By Francesco Canepa
FRANKFURT (Reuters) -The European Central Bank expects inflation in the 20-nation euro zone to remain above 3% next year, bolstering the case for a tenth consecutive interest rate increase on Thursday, a source with direct knowledge of the discussion told Reuters on Tuesday.
The ECB begins a two-day meeting on Wednesday, with persistently high inflation and rising recession fears pulling policymakers in opposing directions and keeping market expectations equally divided between a pause and another 25-basis-point hike.
An ECB spokesman declined to comment.
The ECB's quarterly projections, set to be to presented to its Governing Council on Wednesday, will put inflation north of 3% in 2024, the source said, confounding expectations for a small cut.
The updated 2024 projection is well above the central bank's 2% target and will be higher than the 3% forecast in June. It is also above the 2.7% seen in a Reuters poll of economists.
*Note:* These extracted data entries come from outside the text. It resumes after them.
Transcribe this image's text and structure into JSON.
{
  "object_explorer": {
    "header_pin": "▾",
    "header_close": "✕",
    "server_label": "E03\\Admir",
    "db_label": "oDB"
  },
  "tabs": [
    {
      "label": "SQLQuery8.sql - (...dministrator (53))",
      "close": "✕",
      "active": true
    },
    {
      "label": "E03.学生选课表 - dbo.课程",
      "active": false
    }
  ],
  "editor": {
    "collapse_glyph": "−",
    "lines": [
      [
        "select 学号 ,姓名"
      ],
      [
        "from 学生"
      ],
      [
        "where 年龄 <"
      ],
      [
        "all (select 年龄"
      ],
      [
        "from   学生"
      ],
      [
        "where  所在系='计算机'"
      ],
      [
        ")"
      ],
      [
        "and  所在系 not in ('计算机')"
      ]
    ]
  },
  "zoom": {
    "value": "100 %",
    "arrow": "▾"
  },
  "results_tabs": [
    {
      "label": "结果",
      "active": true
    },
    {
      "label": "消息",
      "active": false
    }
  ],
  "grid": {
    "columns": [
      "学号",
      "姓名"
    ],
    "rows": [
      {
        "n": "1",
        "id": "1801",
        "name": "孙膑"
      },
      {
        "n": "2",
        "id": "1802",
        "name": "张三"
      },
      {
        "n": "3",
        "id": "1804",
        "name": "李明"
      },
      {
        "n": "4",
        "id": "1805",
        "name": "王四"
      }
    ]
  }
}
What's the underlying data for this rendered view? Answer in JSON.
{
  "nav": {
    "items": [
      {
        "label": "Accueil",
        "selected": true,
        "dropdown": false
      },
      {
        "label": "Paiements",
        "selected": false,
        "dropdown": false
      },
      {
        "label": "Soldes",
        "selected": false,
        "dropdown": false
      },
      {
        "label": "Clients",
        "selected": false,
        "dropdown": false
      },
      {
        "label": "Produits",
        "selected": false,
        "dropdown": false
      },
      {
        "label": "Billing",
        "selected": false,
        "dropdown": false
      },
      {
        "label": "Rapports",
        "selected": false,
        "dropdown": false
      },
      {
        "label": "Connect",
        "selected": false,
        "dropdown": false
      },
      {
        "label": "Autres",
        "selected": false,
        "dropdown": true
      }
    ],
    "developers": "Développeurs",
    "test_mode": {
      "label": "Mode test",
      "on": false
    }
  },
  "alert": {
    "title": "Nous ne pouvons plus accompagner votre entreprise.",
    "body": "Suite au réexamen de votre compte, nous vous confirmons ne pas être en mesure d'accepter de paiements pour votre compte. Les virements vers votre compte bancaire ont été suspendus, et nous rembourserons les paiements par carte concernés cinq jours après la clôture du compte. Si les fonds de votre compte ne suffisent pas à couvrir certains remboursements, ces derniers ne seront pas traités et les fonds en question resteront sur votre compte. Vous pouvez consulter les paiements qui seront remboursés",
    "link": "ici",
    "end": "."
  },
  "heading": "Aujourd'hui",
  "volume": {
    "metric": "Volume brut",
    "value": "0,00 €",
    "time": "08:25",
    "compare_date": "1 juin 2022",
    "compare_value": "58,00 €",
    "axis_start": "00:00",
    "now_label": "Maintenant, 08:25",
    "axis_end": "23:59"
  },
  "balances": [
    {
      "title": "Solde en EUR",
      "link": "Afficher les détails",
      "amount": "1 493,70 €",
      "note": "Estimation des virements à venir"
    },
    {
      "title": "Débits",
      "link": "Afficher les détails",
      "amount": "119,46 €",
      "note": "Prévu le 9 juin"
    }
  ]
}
The source said the rate decision was still a close call and formal proposals for the meeting have not yet been presented.
But the closely watched 2024 figure adds to the case for a rate hike as it appears to confirm fears that it could be harder to bring down inflation than earlier thought.
The ECB has lifted its deposit rate to 3.75% from minus 0.50 in a span of 14 months, the fastest pace of tightening on record, all in the hope that it would arrest runaway price growth.
But both headline and underlying inflation remain above 5%, raising the risk that workers will start demanding bigger pay increases, especially because the labour market remains exceptionally tight.
While the ECB's 2025 inflation forecast will see no fundamental change, this is not a major item in the debate for policymakers because of the poor accuracy of projections in recent years.
Growth on the other hand will be downgraded for this year and 2024, roughly in line with market expectations, the source said.
Economists polled by Reuters see euro zone growth at 0.6% this year and 0.9% in 2024.